The ritual focus of the Execration, into which the target's causal identity is transferred over 21 days.

Ba Zi (八字)

The eight-character birth data of the target, used as a key to lock their identity onto the ritual effigy.

Life Lamps (命灯)

Two lamps placed above and below the effigy, representing its heavenly and earthly life-force anchors.

Mulberry Bow (桑枝弓)

The specific wood required for the ritual bow used on the final day.

Peach Arrow (桃枝箭)

The specific wood required for the three ritual arrows used on the final day.

Lu Ya (陆压道人)

The hermit immortal who first possessed and transmitted the forbidden knowledge of the Execration.

Jiang Ziya (姜子牙)

The strategist and general of the Zhou dynasty who used the Execration against Zhao Gongming and Yuan Hong.

Zhao Gongming (赵公明)

A powerful immortal general for the Shang dynasty who was killed by the Execration.

Yuan Hong (袁洪)

A great white ape and immortal general for the Shang dynasty who was killed by the Execration.

FAQ

Can the Seven-Arrows-and-Stake Execration be blocked?

Only by objects of immense, pre-existing cosmic destiny, such as a treasure born before the separation of heaven and earth, or by a causal shield so dense that the curse cannot find a purchase point.

Why does the target's soul not go to reincarnation?

The curse does not just kill the body; it forcibly severs the entire causal thread that would lead to future rebirths. The target's soul is effectively erased from the cycle, creating a void in the cosmic ledger.

Does the caster's identity matter for the backlash?

The backlash applies regardless of the caster's moral standing. The story's hero, Jiang Ziya, suffered karmic consequences even though he used the curse for a just cause in a legitimate war.

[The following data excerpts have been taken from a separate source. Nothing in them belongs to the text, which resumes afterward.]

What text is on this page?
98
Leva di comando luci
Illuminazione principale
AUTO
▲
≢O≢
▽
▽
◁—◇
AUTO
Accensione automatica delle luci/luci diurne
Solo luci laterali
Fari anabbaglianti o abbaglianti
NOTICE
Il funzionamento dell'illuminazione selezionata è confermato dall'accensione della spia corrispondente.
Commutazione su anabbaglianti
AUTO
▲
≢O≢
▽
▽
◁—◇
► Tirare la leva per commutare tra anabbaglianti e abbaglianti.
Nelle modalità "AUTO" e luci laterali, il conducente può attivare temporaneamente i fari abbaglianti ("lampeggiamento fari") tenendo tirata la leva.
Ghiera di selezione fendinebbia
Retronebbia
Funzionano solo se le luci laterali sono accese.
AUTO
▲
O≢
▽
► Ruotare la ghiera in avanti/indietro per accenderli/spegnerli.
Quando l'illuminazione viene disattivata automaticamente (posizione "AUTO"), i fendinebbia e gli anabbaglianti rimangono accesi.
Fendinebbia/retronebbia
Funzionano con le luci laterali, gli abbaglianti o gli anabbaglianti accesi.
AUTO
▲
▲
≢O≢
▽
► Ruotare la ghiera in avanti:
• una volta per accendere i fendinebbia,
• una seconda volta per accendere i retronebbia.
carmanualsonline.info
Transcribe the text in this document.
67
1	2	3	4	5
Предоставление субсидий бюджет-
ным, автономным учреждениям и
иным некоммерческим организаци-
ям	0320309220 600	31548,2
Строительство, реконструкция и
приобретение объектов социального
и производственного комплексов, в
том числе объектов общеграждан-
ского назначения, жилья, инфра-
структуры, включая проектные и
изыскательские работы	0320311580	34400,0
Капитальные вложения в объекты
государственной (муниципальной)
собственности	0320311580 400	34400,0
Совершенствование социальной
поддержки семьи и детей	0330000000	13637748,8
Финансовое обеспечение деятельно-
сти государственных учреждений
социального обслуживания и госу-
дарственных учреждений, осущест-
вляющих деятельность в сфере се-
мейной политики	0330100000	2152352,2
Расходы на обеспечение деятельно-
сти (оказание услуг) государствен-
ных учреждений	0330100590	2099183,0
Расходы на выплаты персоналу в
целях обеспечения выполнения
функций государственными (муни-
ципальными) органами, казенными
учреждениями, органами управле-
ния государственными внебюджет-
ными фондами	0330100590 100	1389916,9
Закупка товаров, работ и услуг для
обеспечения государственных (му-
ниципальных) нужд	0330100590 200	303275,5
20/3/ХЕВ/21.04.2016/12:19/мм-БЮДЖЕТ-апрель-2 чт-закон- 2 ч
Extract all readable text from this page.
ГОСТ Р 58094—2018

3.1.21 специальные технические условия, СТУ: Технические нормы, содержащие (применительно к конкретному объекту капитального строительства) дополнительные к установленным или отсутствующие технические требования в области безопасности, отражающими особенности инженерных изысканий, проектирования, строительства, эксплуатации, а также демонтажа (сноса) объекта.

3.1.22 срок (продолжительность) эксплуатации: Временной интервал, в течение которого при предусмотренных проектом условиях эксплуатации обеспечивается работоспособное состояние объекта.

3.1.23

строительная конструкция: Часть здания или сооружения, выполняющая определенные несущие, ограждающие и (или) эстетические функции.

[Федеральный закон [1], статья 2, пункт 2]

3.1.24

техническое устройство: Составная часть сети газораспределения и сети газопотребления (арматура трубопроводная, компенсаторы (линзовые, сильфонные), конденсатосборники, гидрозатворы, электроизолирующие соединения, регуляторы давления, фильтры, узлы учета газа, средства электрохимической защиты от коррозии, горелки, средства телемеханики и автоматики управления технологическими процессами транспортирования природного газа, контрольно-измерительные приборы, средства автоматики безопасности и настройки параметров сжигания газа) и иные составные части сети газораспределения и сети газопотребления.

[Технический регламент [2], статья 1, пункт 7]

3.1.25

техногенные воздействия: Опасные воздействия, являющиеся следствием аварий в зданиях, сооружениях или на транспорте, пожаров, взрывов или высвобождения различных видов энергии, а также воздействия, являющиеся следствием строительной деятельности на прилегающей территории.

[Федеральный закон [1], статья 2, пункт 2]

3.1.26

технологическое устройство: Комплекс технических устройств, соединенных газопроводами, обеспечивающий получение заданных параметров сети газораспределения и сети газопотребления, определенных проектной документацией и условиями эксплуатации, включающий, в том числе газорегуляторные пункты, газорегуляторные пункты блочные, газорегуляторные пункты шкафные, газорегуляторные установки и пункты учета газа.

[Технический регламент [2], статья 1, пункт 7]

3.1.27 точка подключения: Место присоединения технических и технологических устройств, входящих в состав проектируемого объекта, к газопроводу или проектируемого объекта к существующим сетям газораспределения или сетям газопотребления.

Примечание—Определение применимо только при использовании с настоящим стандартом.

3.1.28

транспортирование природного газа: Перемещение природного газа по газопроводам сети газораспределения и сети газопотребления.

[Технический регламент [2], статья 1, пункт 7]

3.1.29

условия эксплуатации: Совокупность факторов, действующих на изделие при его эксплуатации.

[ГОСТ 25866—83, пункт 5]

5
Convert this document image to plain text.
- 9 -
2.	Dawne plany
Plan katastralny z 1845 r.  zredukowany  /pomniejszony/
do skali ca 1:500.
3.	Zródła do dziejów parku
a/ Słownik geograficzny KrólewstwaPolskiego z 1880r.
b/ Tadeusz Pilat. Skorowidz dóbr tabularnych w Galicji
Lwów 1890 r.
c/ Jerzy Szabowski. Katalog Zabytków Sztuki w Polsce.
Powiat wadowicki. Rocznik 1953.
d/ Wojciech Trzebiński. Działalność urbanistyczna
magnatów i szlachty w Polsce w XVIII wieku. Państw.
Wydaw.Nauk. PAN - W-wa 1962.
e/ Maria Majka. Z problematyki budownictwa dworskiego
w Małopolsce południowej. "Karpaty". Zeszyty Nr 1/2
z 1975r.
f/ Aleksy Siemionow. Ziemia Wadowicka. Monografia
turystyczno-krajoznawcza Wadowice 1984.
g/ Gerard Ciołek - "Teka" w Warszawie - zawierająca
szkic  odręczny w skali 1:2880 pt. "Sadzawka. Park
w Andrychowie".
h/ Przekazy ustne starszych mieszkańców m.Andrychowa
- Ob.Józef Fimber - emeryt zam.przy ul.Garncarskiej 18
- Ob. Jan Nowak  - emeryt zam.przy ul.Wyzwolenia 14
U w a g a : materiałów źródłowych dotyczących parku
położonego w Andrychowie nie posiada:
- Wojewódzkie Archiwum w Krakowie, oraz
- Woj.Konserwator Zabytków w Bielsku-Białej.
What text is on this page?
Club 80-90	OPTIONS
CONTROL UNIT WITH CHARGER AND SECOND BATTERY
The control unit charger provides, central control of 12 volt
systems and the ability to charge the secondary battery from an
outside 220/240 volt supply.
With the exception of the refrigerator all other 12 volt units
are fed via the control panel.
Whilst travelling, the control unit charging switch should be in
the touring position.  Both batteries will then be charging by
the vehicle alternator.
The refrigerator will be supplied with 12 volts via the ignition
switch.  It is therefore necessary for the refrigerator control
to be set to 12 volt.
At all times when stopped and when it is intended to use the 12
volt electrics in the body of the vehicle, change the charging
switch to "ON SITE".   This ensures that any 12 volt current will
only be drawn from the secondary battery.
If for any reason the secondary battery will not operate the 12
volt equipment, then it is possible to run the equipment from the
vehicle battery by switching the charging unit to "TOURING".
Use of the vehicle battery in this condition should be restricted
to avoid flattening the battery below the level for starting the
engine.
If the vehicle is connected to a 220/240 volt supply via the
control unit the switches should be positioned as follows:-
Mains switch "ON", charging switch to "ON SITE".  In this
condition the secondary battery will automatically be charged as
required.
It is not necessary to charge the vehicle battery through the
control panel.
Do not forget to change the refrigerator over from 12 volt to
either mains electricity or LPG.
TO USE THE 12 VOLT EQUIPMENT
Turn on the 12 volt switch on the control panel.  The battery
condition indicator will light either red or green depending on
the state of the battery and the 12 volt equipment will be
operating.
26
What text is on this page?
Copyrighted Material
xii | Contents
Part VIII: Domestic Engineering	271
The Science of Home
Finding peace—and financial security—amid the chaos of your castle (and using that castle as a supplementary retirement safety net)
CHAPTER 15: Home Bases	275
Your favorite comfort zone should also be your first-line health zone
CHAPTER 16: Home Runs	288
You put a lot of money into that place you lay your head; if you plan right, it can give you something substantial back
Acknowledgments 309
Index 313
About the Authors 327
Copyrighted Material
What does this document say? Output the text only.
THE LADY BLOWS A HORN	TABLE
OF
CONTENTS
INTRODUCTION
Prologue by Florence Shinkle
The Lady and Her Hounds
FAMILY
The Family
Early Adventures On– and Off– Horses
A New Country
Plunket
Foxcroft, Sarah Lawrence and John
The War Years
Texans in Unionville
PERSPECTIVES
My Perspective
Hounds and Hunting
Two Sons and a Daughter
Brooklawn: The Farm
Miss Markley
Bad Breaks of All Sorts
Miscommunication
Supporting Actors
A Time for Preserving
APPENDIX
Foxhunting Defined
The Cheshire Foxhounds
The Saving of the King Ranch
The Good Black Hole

Are there any known modern practitioners?

No publicly known practitioners exist. The art is considered officially lost, though its methods are said to survive in secret, heavily warded Daoist archives.

What is the 'causal reversal' at the heart of the spell?

Instead of an arrow striking the target (cause) producing a wound (effect), the spell first 'borrows' the death of the target from the future (effect) and then uses the arrow as the retroactive cause.